Our second little one was Samuel. He was the big boy at 1.8 kg (3.9 pounds). Except he was two and a half months old.
He was very cute and seemed to be doing quite well, all things considered.
His story is a little different, but not much.
His mom had actually come to the clinic twice (before we were an official Maternal Health Clinic). She started the program and when she came back for her second visit, And it was obvious that there had been a big change. She was very sick.
She was obviously suffering from Preeclampsia — with very high blood pressure, very swollen feet, many complaints, and even some cardiac issues. We sent her to the Doctors Without Borders Hospital a short distance away, but she was transferred to a second hospital — because they didn't have any beds (the Doctors Without Borders Hospitals in Haiti are all closing this year and that will make it even more difficult to get help for the moms in the program having trouble).
The second hospital would not care for her and she was sent to a third hospital. The third hospital told her to come back later — and then she went home. We lost touch with her and assumed that there was a good chance mom and baby had died. Praise God that was not the case!! She went back 2 days later and they did a C-section. Samuel was also born around 7 months at 1.4 kg and spent 2 months in an isolate of some sort.
During his 8 weeks in the isolate and the next couple weeks at home he has only gained 0.4 kg to his current 1.8 kg (with a diaper) weight. When mom was asked if she was breast feeding him, she said she wasn't. She said he dried up during the 2 months he was in the hospital (hard telling what they were giving him).
When asked what she has been giving him she said "pudding." My first thought was that’s probably even worse than the sweetened condensed milk that most people use. But then she explained that pudding was saltine crackers crushed and mixed with water. So, he has been given virtually no nutrition for who knows how long.
We started him on formula even before he left the clinic. He has been doing well and is slowly gaining weight.
Please remember to pray for Samuel as well as the other little one as they struggle to survive in this difficult culture.
One of my patients the other day was very cute little man and I realized that he was trying to give me a fist bump. After he would give me a fist bump he would tap his chest with his fist. I am sure that he has seen the bigger boys doing this. I think this was his way of showing appreciation for what he has received through the malnutrition program.
It’s such an encouragement to see him growing up big and strong! And because YOU make it possible for me to help him!
You may have seen the posts on Facebook about Ruthchina, the little 10-month-old we sent to inpatient malnutrition on March 21. She was only 9 pounds at 10 months.
She was very sick with Pneumonia and had a high fever, as well as malnourishment. She initially did really well — but has since taken a step back. She is having problems with her lungs again. Please remember to pray for her as she struggles to regain her health.
I am sad to have to report that we have lost track of Guerna (the young lady with the bad burns on her chest, abdomen, and left arm).
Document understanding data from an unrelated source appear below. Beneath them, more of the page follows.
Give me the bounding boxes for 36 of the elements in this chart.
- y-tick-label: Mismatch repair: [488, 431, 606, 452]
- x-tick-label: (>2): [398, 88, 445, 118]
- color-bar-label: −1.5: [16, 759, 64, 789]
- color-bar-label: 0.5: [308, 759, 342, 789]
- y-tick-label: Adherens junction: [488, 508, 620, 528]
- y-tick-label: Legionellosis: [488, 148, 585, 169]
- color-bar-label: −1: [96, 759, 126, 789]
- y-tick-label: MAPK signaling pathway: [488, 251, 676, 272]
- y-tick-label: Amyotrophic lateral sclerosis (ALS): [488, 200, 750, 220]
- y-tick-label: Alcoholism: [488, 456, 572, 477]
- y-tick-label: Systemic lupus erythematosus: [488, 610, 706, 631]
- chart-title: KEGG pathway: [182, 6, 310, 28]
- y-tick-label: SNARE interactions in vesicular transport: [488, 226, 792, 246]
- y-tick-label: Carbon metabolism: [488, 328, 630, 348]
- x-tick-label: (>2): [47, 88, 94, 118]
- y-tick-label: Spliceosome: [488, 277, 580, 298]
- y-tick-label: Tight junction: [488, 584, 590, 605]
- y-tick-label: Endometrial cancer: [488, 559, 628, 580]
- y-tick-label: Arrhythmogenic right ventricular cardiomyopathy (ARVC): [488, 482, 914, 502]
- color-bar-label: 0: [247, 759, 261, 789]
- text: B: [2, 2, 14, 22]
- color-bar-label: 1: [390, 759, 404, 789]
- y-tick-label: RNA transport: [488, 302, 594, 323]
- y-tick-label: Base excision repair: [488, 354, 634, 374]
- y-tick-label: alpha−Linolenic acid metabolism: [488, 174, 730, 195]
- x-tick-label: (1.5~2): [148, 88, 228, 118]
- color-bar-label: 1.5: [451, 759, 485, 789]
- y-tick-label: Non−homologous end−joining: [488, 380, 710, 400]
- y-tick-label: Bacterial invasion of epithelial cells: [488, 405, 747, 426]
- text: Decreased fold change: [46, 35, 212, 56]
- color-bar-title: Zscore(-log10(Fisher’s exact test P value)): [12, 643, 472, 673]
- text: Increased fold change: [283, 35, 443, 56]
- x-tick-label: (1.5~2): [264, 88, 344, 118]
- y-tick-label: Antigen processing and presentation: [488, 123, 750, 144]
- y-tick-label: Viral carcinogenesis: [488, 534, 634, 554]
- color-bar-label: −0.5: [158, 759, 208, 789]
She has an appointment this week for reconstructive surgery. We have been trying to get in contact with her to let her know, make sure she was doing well, and get her some extra food and vitamins so she would be healthy for surgery. But she no longer lives in the neighborhood. Nobody knows where to find her but we were told that it’s rumored that she was possible sold as a Restavik again.
Please pray for Guerna that she would be able to get out of this child slavery and find the help she needs.
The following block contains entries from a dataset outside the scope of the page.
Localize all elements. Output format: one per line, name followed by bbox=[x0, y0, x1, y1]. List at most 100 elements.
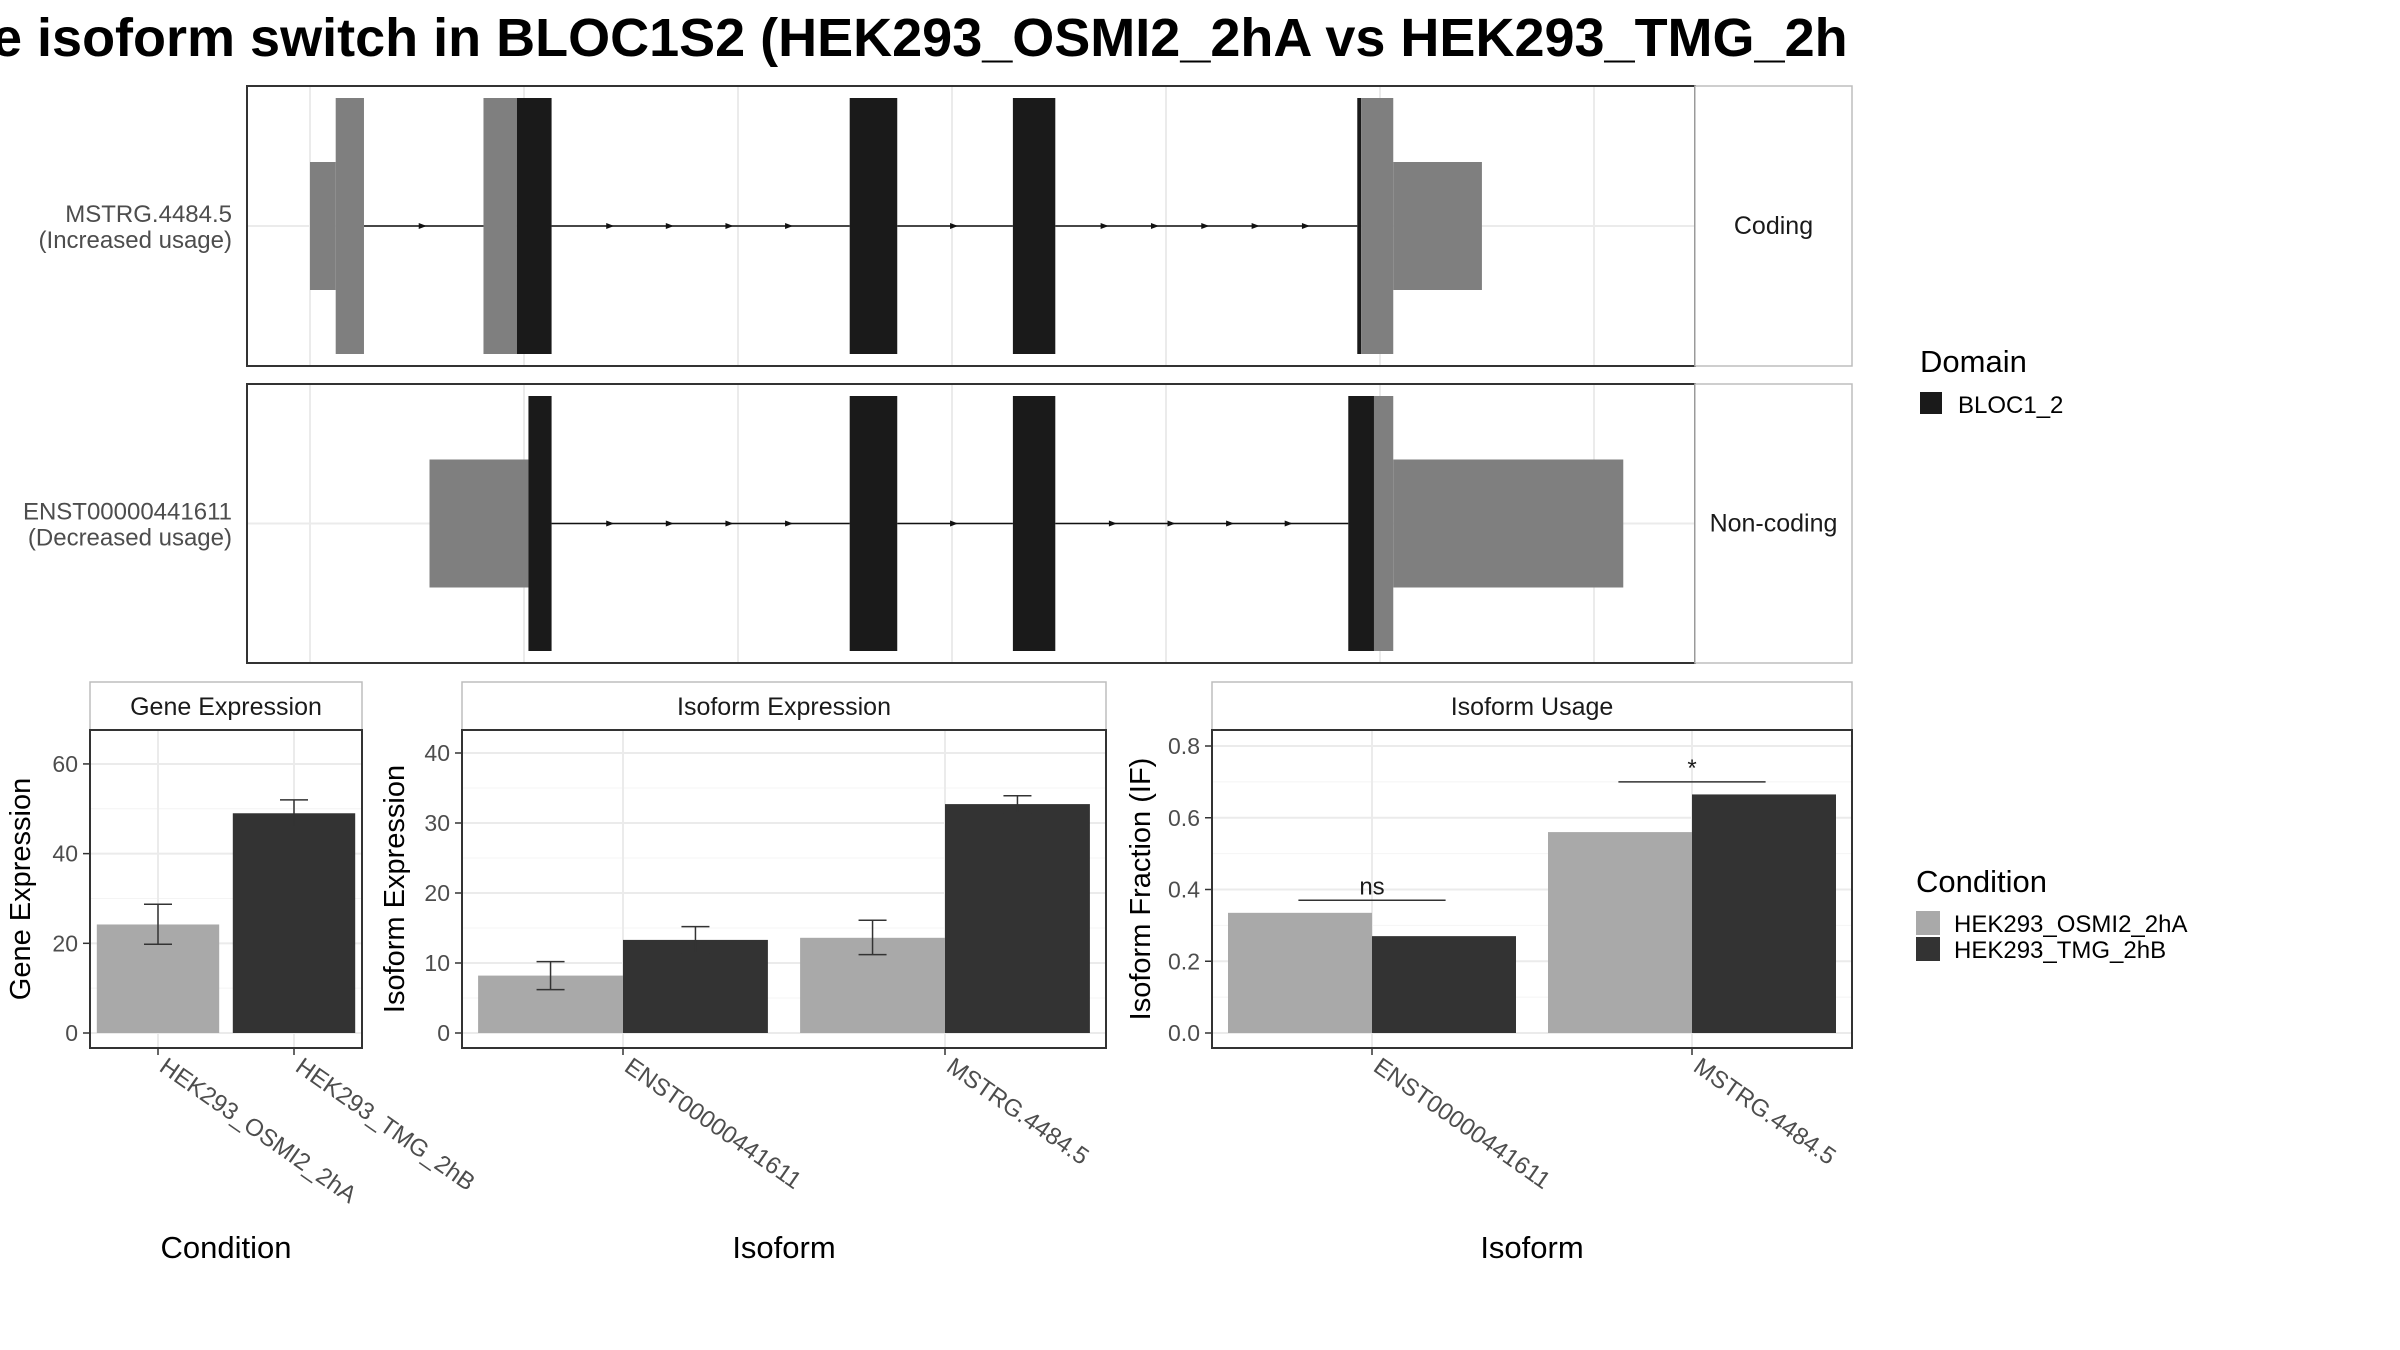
significance-label: ns bbox=[1359, 873, 1384, 900]
y-axis-title: Gene Expression bbox=[5, 778, 37, 1000]
chart-title: Isoform Usage bbox=[1451, 693, 1614, 721]
y-tick-label: 0.6 bbox=[1168, 805, 1200, 831]
plot-border bbox=[89, 729, 363, 1049]
domain-legend-swatch bbox=[1920, 392, 1942, 414]
condition-legend-label-b: HEK293_TMG_2hB bbox=[1954, 937, 2166, 964]
utr-exon bbox=[1393, 162, 1482, 290]
category-label: Non-coding bbox=[1710, 510, 1838, 538]
x-axis-title: Isoform bbox=[1480, 1230, 1583, 1265]
intron-arrow bbox=[1100, 223, 1109, 229]
domain-legend-label: BLOC1_2 bbox=[1958, 392, 2063, 419]
bar bbox=[623, 939, 768, 1033]
coding-exon bbox=[335, 98, 364, 354]
utr-exon bbox=[1393, 459, 1624, 588]
plot-border bbox=[461, 729, 1107, 1049]
intron-arrow bbox=[665, 520, 674, 527]
intron-arrow bbox=[1284, 520, 1293, 527]
y-tick-label: 0.0 bbox=[1168, 1020, 1200, 1046]
x-tick-label: ENST00000441611 bbox=[620, 1053, 807, 1195]
intron-arrow bbox=[1226, 520, 1235, 527]
y-tick-label: 30 bbox=[424, 810, 450, 836]
intron-arrow bbox=[1251, 223, 1260, 229]
x-axis-title: Condition bbox=[161, 1230, 292, 1265]
y-tick-label: 0 bbox=[437, 1020, 450, 1046]
domain-exon bbox=[516, 98, 552, 354]
chart-title-strip bbox=[89, 681, 363, 731]
intron-arrow bbox=[1201, 223, 1210, 229]
x-tick-label: MSTRG.4484.5 bbox=[942, 1053, 1094, 1171]
gene-structure-panel: Coding MSTRG.4484.5(Increased usage) Non-c… bbox=[23, 85, 1853, 664]
domain-exon bbox=[1357, 98, 1362, 354]
category-strip bbox=[1694, 85, 1853, 367]
domain-exon bbox=[528, 396, 552, 651]
coding-exon bbox=[483, 98, 517, 354]
intron-arrow bbox=[418, 223, 427, 229]
y-tick-label: 20 bbox=[52, 930, 78, 956]
condition-legend-swatch-b bbox=[1916, 937, 1940, 961]
bar-chart-panels: Gene Expression0204060HEK293_OSMI2_2hAHE… bbox=[5, 681, 1853, 1265]
intron-arrow bbox=[606, 520, 615, 527]
y-tick-label: 40 bbox=[424, 740, 450, 766]
intron-arrow bbox=[950, 520, 959, 527]
bar bbox=[1372, 936, 1516, 1033]
chart-title-strip bbox=[1211, 681, 1853, 731]
category-strip bbox=[1694, 383, 1853, 664]
y-tick-label: 0.4 bbox=[1168, 877, 1200, 903]
bar bbox=[1692, 794, 1836, 1033]
y-tick-label: 60 bbox=[52, 751, 78, 777]
chart-title-strip bbox=[461, 681, 1107, 731]
y-axis-title: Isoform Fraction (IF) bbox=[1125, 758, 1157, 1021]
condition-legend-label-a: HEK293_OSMI2_2hA bbox=[1954, 911, 2187, 938]
bar bbox=[1548, 832, 1692, 1033]
isoform-track: Non-coding ENST00000441611(Decreased usag… bbox=[23, 383, 1853, 664]
utr-exon bbox=[310, 162, 336, 290]
intron-arrow bbox=[950, 223, 959, 229]
intron-arrow bbox=[725, 223, 734, 229]
condition-legend-swatch-a bbox=[1916, 911, 1940, 935]
chart-title: Gene Expression bbox=[130, 693, 322, 721]
domain-legend: Domain BLOC1_2 bbox=[1920, 344, 2063, 419]
x-axis-title: Isoform bbox=[732, 1230, 835, 1265]
intron-arrow bbox=[785, 520, 794, 527]
x-tick-label: ENST00000441611 bbox=[1369, 1053, 1556, 1195]
coding-exon bbox=[1361, 98, 1394, 354]
intron-arrow bbox=[606, 223, 615, 229]
domain-exon bbox=[1012, 396, 1056, 651]
intron-arrow bbox=[665, 223, 674, 229]
utr-exon bbox=[429, 459, 529, 588]
chart-title: Isoform Expression bbox=[677, 693, 891, 721]
figure-title: e isoform switch in BLOC1S2 (HEK293_OSMI… bbox=[0, 8, 1848, 68]
y-tick-label: 10 bbox=[424, 950, 450, 976]
y-tick-label: 40 bbox=[52, 841, 78, 867]
intron-arrow bbox=[785, 223, 794, 229]
intron-arrow bbox=[1150, 223, 1159, 229]
condition-legend: Condition HEK293_OSMI2_2hA HEK293_TMG_2h… bbox=[1916, 864, 2187, 964]
isoform-name-label: MSTRG.4484.5 bbox=[65, 201, 232, 228]
intron-arrow bbox=[1108, 520, 1117, 527]
domain-exon bbox=[1012, 98, 1056, 354]
isoform-name-label: ENST00000441611 bbox=[23, 499, 232, 526]
category-label: Coding bbox=[1734, 212, 1813, 240]
condition-legend-title: Condition bbox=[1916, 864, 2047, 899]
bar bbox=[1228, 912, 1372, 1033]
significance-label: * bbox=[1687, 755, 1696, 782]
bar bbox=[945, 804, 1090, 1033]
domain-exon bbox=[849, 98, 898, 354]
bar-chart: Isoform Usage 0.0 0.2 0.4 0.6 0.8 ENST00000441… bbox=[1125, 681, 1853, 1265]
intron-arrow bbox=[1301, 223, 1310, 229]
isoform-track: Coding MSTRG.4484.5(Increased usage) bbox=[39, 85, 1853, 367]
plot-border bbox=[1211, 729, 1853, 1049]
y-tick-label: 0 bbox=[65, 1020, 78, 1046]
y-tick-label: 0.8 bbox=[1168, 733, 1200, 759]
isoform-usage-label: (Decreased usage) bbox=[28, 525, 232, 552]
y-tick-label: 0.2 bbox=[1168, 948, 1200, 974]
domain-exon bbox=[1348, 396, 1374, 651]
bar bbox=[232, 813, 356, 1033]
y-tick-label: 20 bbox=[424, 880, 450, 906]
bar-chart: Isoform Expression 0 10 20 30 40 ENST000004416… bbox=[379, 681, 1107, 1265]
x-tick-label: MSTRG.4484.5 bbox=[1689, 1053, 1841, 1171]
coding-exon bbox=[1373, 396, 1394, 651]
domain-exon bbox=[849, 396, 898, 651]
y-axis-title: Isoform Expression bbox=[379, 765, 411, 1013]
I am pleased to report that there are already 9 moms in the Maternal Health Clinic. I am excited to see the improved health for these moms and their babies, preventing the need for further medical care in the wake of the hospital closure, and reducing mortality for both the babies and their moms!
I continue to be blessed and humbled by your faithful prayer and financial support of this ministry. I would not be able to do all that I am doing without you! Please consider sharing this ministry you are involved in with others. The more we come together, the more we can accomplish!